The reduction of chlorophyll production in leaves due to decreased sunlight in the autumn explains why some leaves turn yellow. However, the yellow color can attract aphids, so some trees turn the leaves red instead by injecting a bright pigment. The loss of chlorophyll may also contribute to the abscission process.

==== Chemical ====
A variety of reactive oxygen species (ROS) are generated by plants during times of stress (biotic and abiotic), including UV light, cool temperatures, excessive light, pathogens, parasites, and high salinity. The presence and continuous production of these ROS causes disruption in the homeostasis of the cellular components, leading to metabolic dysfunction and expression of cell wall-degrading enzymes (WDEs).

==== Hormonal ====
While researchers originally believed abscisic acid to be the hormone that stimulates abscission (for which the hormone was named), it was later proved that it does not play a primary role. In fact, auxin, a plant hormone, and ethylene have been implicated as prominent regulators of abscission signaling. The two compounds work in a synergistic fashion: As the auxin levels decrease, the flux of auxin to the abscission zone is reduced.
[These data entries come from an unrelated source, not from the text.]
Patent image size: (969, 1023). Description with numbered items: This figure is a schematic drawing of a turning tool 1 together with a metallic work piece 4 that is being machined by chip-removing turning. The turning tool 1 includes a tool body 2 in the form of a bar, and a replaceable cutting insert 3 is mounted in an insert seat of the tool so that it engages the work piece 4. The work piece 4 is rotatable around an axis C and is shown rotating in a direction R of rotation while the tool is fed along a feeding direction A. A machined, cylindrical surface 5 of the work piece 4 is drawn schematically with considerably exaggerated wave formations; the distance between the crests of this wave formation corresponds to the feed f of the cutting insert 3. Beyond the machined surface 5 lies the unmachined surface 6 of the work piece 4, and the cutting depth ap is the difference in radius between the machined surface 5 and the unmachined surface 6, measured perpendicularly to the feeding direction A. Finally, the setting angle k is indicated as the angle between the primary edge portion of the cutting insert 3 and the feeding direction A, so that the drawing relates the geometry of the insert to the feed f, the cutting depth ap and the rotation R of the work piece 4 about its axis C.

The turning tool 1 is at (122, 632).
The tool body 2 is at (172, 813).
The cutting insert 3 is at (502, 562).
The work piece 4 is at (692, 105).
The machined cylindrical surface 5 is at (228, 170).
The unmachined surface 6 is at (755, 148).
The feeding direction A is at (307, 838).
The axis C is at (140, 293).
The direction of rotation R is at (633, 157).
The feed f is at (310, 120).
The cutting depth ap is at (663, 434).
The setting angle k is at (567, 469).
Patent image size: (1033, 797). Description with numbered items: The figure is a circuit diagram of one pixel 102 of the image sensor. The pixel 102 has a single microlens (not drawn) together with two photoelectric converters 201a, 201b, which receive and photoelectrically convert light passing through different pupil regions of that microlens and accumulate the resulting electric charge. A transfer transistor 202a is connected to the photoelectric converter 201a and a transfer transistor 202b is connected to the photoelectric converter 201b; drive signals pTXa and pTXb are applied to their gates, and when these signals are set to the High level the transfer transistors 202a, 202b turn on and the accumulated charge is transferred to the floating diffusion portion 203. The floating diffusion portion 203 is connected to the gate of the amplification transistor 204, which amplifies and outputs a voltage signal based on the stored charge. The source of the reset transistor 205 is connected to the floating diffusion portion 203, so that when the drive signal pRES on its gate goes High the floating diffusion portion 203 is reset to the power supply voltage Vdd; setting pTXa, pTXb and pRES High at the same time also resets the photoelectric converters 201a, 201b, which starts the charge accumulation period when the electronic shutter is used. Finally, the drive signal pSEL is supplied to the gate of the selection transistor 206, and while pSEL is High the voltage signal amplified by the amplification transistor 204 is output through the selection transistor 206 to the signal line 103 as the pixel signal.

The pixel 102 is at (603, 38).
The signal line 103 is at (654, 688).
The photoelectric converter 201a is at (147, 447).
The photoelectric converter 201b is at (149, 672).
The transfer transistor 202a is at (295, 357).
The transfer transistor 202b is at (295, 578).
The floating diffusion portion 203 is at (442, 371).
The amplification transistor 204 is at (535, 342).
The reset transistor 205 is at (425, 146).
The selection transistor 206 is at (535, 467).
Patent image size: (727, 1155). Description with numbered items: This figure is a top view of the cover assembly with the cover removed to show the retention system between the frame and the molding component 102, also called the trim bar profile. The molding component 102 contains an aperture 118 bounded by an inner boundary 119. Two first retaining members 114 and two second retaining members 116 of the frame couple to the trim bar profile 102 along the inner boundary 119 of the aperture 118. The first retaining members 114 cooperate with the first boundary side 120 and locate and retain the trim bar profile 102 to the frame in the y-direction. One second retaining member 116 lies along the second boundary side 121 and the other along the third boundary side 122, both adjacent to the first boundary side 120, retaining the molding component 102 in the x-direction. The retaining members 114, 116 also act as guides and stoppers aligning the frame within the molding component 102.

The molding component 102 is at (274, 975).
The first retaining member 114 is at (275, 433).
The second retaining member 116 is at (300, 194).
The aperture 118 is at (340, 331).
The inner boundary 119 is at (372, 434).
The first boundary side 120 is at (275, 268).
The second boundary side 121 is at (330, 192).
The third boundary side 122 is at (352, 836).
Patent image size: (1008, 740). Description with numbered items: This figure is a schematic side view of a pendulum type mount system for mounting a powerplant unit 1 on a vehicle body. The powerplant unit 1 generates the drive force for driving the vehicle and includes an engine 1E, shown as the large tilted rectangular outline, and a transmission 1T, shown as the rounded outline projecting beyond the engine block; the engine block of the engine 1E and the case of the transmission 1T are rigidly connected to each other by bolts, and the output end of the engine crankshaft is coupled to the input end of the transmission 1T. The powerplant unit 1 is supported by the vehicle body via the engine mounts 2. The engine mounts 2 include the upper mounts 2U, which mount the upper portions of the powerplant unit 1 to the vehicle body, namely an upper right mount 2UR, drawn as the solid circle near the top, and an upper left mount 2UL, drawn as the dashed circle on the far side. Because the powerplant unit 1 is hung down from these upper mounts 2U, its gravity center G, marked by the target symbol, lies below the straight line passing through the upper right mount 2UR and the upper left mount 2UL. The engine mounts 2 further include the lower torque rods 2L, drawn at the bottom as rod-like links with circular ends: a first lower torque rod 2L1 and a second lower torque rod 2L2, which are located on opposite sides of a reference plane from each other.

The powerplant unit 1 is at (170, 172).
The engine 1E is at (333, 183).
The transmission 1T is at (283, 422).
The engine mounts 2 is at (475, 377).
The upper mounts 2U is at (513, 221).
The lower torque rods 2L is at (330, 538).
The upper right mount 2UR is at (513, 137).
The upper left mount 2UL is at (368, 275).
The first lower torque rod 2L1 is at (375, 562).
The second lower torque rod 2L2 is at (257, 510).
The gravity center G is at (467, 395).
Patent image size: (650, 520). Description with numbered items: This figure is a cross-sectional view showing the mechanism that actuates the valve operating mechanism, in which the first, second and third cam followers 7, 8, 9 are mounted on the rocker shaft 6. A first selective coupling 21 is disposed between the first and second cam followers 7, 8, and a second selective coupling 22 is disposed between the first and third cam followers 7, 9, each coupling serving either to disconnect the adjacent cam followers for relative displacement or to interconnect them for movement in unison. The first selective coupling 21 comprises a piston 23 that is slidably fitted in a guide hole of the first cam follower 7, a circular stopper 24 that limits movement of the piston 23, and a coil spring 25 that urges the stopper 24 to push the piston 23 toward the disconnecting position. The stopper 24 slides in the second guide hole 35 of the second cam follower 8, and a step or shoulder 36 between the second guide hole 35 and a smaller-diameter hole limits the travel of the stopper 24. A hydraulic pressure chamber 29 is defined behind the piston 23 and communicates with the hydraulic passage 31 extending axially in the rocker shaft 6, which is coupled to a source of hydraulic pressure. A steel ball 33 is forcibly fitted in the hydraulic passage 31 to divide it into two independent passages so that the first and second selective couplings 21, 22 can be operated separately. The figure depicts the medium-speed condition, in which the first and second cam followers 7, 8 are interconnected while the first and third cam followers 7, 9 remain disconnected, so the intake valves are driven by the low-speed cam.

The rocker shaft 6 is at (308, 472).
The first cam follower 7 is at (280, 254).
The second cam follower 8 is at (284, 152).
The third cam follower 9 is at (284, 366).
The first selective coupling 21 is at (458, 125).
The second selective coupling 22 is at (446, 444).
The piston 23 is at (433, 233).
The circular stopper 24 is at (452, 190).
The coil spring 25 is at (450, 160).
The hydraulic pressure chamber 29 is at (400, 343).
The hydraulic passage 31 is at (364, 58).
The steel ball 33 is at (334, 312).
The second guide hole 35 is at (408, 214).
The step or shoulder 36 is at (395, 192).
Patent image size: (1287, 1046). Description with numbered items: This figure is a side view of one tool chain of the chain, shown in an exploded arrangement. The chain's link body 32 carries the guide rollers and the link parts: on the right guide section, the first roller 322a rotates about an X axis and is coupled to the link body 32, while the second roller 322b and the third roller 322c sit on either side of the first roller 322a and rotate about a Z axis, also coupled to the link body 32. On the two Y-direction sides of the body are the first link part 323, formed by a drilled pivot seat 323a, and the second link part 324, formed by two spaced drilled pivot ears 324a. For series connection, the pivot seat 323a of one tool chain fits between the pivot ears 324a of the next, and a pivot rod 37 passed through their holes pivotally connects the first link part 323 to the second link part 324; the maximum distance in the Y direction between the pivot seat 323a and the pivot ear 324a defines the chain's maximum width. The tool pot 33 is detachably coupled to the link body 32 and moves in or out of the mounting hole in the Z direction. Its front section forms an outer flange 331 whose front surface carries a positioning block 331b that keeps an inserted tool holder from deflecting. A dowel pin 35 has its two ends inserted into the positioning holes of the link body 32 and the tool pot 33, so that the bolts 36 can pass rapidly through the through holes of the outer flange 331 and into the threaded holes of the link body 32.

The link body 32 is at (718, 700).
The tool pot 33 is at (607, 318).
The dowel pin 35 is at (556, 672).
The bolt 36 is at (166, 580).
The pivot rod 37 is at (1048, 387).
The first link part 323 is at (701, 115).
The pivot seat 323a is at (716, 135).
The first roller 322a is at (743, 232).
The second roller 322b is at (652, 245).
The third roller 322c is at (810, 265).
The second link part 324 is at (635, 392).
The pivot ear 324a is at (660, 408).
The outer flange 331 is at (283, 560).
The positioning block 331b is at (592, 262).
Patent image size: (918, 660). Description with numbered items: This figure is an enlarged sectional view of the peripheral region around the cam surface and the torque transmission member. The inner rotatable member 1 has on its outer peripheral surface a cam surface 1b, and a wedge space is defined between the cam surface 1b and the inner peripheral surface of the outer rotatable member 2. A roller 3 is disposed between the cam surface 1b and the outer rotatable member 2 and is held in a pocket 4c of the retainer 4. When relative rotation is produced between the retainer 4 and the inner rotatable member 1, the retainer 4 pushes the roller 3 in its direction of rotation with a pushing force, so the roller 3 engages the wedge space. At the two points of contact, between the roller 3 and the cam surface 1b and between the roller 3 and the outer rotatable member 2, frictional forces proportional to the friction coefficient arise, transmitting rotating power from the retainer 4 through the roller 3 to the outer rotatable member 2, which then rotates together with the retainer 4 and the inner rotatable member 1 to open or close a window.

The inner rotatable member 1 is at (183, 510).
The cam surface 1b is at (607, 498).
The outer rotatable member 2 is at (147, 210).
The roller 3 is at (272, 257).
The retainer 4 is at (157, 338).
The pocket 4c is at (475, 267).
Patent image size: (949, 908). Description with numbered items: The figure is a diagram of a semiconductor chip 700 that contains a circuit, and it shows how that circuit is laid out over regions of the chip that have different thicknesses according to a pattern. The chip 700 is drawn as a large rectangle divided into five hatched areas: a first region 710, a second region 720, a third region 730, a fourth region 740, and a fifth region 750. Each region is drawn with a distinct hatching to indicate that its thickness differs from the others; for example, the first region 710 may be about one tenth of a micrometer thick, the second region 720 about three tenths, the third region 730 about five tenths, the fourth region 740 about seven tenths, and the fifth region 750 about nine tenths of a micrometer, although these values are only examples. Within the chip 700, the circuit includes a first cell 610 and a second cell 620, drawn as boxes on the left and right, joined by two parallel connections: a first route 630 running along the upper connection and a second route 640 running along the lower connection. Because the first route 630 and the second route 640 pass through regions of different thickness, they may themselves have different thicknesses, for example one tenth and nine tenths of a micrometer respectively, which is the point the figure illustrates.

Exhaustion of auxin makes the abscission zone sensitive to ethylene. When the plant is then exposed to ethylene, gene expression of cell wall-degrading enzymes such as cellulase and polygalacturonase are activated. However, this is not to say that ethylene directly activates WDE gene expression, because the elements responsible for detecting ethylene have not been found in the gene's promoter region. Dwindling auxin levels have also been implicated in autumn-leaf color change.